Image courtesy of: ESPNcricinfo
India opener Shikhar Dhawan has announced that he is ready to take on Australia left-arm pace bowler Mitchell Johnson.
Dhawan’s comments come after Johnson, who was recently named International Cricket Council (ICC) Cricketer of the Year and Test cricketer of the Year, took 37 wickets in the last Ashes series against England at an unbelievable average of 13.97 and 22 wickets in the three-Test series against South Africa at an impressive average of 17.36.
“I feel that you need an aggressive opener in today’s cricket which can turn things around,” Dhawan said. “So that will be a very good thing for us. And I would love to play that role.
“Of course he’s one of the best bowlers in the world. He has got really good pace and we have prepared for that pace.
“I have faced him lots of times back in India but I will be facing him for the first time in Australia so it’s going to be a good challenge and I’m going to enjoy the challenge.”
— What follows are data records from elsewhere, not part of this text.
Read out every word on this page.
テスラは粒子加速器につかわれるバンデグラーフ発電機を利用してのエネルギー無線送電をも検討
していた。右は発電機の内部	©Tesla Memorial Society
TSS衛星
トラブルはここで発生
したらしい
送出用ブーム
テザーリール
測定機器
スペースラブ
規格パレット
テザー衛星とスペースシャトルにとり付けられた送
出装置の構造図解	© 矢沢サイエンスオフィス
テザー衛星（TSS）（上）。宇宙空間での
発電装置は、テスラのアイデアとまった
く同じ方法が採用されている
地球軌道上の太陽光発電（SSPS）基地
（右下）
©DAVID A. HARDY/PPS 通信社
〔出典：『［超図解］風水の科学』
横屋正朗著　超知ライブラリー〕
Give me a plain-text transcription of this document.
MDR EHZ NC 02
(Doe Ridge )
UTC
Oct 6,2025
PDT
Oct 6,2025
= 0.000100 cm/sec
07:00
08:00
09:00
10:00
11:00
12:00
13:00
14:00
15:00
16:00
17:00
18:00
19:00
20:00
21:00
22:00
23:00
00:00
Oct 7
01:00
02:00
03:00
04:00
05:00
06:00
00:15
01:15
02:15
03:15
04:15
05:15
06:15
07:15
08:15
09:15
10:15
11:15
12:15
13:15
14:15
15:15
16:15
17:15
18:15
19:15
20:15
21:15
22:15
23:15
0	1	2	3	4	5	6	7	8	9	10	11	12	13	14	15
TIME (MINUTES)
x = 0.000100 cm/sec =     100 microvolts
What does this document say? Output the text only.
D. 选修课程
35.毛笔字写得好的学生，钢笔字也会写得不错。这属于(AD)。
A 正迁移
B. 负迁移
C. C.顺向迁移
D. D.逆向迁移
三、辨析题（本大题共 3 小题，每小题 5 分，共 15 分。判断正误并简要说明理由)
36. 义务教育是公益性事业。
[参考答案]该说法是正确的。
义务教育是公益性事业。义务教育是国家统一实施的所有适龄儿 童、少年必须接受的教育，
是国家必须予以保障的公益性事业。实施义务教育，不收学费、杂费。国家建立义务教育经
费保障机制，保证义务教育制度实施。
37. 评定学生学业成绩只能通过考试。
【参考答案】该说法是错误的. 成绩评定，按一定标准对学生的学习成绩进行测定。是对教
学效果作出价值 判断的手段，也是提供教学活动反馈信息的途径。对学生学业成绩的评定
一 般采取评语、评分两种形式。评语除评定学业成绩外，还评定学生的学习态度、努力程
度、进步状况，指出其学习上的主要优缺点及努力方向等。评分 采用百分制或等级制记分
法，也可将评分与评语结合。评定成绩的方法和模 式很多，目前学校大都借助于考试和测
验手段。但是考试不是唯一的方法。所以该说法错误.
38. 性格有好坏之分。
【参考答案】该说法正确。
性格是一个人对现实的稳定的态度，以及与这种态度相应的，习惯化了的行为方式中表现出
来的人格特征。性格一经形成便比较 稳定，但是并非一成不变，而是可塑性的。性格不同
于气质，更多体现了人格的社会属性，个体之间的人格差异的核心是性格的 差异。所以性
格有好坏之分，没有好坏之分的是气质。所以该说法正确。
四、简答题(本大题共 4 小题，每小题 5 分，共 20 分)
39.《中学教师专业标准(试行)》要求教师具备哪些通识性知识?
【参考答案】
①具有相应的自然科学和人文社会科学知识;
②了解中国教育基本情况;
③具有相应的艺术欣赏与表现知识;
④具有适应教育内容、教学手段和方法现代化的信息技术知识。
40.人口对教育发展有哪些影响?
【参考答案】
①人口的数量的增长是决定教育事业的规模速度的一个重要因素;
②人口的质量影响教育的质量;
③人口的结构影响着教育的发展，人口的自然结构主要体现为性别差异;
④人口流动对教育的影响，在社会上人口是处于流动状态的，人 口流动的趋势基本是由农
Dhawan has not been in the best of form as of late as he only averaged 20.33 in the recent five-Test series against England. This has led to numerous pundits and former players questioning whether he deserves to keep his spot in the side.
Responding to his critics, Dhawan said: “That is their thinking and their point of view. I am always open for change for the betterment of my game…like in England. I couldn’t score much runs so that was a good learning curve for me. And it made me a better player. I always finds lots of positives in my failures too.”
Dhawan also admitted that he and his opening partner, Murali Vijay, have to start setting a solid foundation in order to ensure the other batsmen are not under pressure when they walk out to bat.
As of right now, Dhawan and Vijay’s highest opening partnership outside of India is 49.
“We haven’t done it, (but that) doesn’t mean that we cannot do it,” Dhawan said.
Vijay agreed with Dhawan’s comments, and said: “We are really confident in each other’s game. Both the teams are going to be hoping on the starts because of the conditions and the wickets – whichever team gets a better start is going to be having an advantage.”